Published in L.A. Weekly
Mark Sweet has warmed up the audience at more than 4,000 sitcom tapings, and he almost always begins with the same joke, the one he's using tonight at CBS' Mike & Molly, as it gets under way at 6 p.m.: "Turn to the person to your right and shake that person's hand."
The joke — and it is a joke, which becomes clear when you see what happens next — accomplishes something more than mere laughter: It gets audience members comfortable with the people around them. The message is that this isn't the L.A. Philharmonic, where an errant cough requires you to shrink in humiliation. "I've been in a warm-up where I started a show and people said, 'Is it OK to laugh?' " Sweet says. "They're not sure what to do. They think they're in a movie set."
On television, sitcoms are a slick, breezy 22 minutes. But a sitcom taping is an absurdist, theatrical event of Wagnerian length. The actors do two, three, four or more takes of every scene. Between takes, as the cameras and props are reset, the writers convene on the sidelines to rewrite jokes that didn't work.
During the lag time, Sweet keeps the audience not just occupied but primed to laugh. On a raised platform in front of a bleacher full of spectators, he emcees a variety show of jokes, magic tricks and competitions. One standby, a dance contest, typically involves a frisky audience member using the mic stand as a stripper pole while gyrating to a song like "Bust a Move." It can be corny, yes, but it's impossible not to laugh.
Some comics warm up for talk or reality shows. But it's sitcom tapings that bring the greatest difficulty and biggest paycheck. A network gig goes three hours or longer (Friends sometimes went seven) — and can pay $4,000 per night.

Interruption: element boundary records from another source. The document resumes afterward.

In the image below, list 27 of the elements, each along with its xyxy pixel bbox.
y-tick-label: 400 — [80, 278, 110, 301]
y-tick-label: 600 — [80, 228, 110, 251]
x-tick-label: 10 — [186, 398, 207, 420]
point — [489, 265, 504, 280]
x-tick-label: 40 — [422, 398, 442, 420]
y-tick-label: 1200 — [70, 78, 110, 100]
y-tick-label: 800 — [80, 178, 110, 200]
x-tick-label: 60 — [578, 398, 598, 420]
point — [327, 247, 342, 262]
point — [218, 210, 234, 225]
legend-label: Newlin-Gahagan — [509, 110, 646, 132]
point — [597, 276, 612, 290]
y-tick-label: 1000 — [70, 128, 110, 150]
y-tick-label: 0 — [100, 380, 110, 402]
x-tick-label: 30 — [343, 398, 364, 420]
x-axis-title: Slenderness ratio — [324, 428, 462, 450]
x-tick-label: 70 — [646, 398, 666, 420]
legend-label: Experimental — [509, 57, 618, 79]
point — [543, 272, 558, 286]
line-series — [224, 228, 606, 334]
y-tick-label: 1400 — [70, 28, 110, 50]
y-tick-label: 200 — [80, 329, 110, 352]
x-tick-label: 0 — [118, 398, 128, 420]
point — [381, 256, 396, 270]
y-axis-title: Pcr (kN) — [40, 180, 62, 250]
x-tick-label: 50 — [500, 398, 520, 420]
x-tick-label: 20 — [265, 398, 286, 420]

This odd, behind-the-scenes vaudeville is something of a dying art: The number of sitcoms shot in front of an audience — called multicamera comedies, because many cameras shoot at once — has dwindled in the last couple decades. But the handful of top warm-ups who are still around are in high demand.
Mark Sweet, who has steady gigs on Chuck Lorre's three platinum CBS shows (Two and a Half Men, The Big Bang Theory and Mike & Molly), is at the top of the profession.